When I got to the car, I changed into my CLEAN clothes, turned on the car, the seat heater and the car heater. I was so cold, even though I was wearing my wool pants and jacket.
I ate two bananas and drank the water and waited for Orietta and Marc.
This is how I really felt.
Okay, I am sporting my SunRype gear and my new medal, but that picture is NOT going to make the activeambassador page.
This picture maybe would have, if only part two of "shit happens" hadn't happened.
I managed to drive Marc, Orietta and myself home.
But I have no pictures of us celebrating or them with their medals because I just didn't feel like taking pictures or celebrating.  Almost as soon I REALLY got cleaned (hot shower), and settled in to watch the Super Bowl,the real intestinal issues started.
And I know it's has nothing to do with running 13.1 miles because now both my boys also have it.
The stomach flu may have taken me out for a few days, but I am better now, so I am going out for a three day late easy recovery run.












Tuesday, February 4, 2014

It's Not the Tour, but It's Close

I got an email today from Kathryn Bertine. She wanted to thank me for signing her petition several months ago asking that women be allowed to compete in The Tour.
When the Tour started last summer, I blogged about the odds of a woman being cycling in the tour.
Shortly after my blog I was notified that Kathryn Bertine, along with some other spectacular female athletes petitioned the ASO and it's president Christian Prudhomme (Amaury Sports Organization/race director of the Tour de France) to allow women's professional cycling teams to compete at the Tour de France - not against the men, but in conjunction with the men's race.
Believe me, my blog was not the catalyst for the petition.
Rather, the four women (Bertine, along with Olympic silver medalist Emma Pooley, Four-time world ironman champion Chrissie Wellington, and Current Olympic and world road champion Marianne Vos), who started the petition just thought the same way as I did - that it was time for women to be able to compete in such a prestigious cycling event also.
I wrote a blog about it when the petition came out.
Well, today I received an email that said a victory was made.
ASO (Amaury Sports Organization): Allow female professional cycling teams to race the Tour de France

"We're happy to announce that La Course by Le Tour de France will take place in 2014! While this is not a full three week race, it is a huge step forward. We now have the opportunity to showcase our talents to the world and grow the sport. Thank you to more than 97,000 people who signed our petition on We look forward to your continued support for women's cycling and thank you for your commitment to equality."

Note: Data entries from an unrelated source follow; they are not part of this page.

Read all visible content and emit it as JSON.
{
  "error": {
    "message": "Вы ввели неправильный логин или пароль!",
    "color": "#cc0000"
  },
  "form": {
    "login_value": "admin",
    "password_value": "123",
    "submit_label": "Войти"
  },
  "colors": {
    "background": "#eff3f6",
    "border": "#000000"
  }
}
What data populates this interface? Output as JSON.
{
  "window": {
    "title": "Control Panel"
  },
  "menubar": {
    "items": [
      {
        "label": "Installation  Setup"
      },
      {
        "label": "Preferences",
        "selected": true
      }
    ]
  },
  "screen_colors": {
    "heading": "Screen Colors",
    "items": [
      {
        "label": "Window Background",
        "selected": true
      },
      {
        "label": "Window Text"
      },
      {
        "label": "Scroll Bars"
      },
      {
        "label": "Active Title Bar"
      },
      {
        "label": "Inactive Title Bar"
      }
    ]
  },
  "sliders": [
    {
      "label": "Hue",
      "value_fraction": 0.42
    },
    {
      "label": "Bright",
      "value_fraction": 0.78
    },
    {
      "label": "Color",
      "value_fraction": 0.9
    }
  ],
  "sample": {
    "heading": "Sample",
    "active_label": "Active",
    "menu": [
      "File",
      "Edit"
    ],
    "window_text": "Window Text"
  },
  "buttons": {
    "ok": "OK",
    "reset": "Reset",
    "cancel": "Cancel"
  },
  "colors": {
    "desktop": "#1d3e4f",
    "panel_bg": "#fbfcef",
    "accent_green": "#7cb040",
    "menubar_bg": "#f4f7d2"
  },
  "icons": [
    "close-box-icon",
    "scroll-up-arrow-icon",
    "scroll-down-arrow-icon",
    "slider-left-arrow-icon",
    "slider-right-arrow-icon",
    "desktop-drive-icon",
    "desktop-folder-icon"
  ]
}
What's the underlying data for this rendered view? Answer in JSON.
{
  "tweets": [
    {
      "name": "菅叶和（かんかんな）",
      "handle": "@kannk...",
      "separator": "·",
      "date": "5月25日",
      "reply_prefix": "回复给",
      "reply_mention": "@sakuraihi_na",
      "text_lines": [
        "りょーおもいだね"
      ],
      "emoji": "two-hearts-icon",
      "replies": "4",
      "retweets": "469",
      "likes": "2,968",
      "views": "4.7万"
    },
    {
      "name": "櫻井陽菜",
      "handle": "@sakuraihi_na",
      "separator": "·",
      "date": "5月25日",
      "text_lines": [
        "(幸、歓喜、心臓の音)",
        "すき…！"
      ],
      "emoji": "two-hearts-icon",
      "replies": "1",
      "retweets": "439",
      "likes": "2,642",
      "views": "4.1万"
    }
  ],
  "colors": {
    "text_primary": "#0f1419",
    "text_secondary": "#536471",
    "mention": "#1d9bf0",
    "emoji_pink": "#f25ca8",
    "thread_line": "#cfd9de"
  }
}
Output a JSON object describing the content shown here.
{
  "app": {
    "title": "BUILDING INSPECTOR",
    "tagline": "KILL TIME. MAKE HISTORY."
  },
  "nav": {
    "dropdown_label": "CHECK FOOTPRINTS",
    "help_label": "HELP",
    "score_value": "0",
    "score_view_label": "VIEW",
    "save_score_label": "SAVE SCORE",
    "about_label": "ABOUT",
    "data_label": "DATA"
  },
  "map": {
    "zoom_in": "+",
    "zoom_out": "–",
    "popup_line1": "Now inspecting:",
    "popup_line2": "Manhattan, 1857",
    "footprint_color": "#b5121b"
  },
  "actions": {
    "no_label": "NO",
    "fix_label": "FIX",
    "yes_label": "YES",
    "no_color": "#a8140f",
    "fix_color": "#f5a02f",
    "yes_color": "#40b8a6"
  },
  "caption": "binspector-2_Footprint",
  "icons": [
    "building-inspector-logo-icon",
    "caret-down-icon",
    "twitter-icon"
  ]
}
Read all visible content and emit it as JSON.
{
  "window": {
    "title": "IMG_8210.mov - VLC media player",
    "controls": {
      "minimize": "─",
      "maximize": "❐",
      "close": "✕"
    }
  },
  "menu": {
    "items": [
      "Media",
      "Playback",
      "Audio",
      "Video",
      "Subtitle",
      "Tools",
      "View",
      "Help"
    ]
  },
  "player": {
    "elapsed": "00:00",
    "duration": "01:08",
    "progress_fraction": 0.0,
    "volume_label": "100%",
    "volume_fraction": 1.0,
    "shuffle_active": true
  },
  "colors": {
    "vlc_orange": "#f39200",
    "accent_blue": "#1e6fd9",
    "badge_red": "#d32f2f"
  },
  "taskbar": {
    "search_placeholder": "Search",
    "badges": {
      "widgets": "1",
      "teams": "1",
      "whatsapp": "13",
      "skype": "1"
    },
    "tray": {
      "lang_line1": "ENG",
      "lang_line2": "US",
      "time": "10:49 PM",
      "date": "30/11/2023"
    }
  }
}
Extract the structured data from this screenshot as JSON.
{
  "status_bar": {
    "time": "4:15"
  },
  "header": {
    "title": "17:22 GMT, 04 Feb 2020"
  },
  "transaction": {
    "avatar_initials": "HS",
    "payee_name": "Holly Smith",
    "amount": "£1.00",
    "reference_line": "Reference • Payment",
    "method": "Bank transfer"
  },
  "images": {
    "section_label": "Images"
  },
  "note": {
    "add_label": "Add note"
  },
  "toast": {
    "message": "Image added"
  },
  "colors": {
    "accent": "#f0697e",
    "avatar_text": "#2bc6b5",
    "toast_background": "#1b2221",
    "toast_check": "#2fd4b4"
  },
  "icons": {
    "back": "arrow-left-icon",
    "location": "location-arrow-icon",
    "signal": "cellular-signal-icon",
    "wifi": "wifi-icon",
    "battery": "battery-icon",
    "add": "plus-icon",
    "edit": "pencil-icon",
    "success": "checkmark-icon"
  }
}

What it really comes down to is the women will be allowed to compete in La Course on July 27, the last day of the Tour
According to the email, "This is a huge step toward including women in the full race."
I'm not sure this is a huge step forward, but more like taking back what women already had. There was a separate Tour Feminin in the 1980s, but it lacked parity, media coverage and sponsorship.
When I searched the internet for Tour de France, the site came up with a big write up on La Course.
So maybe this year will be different.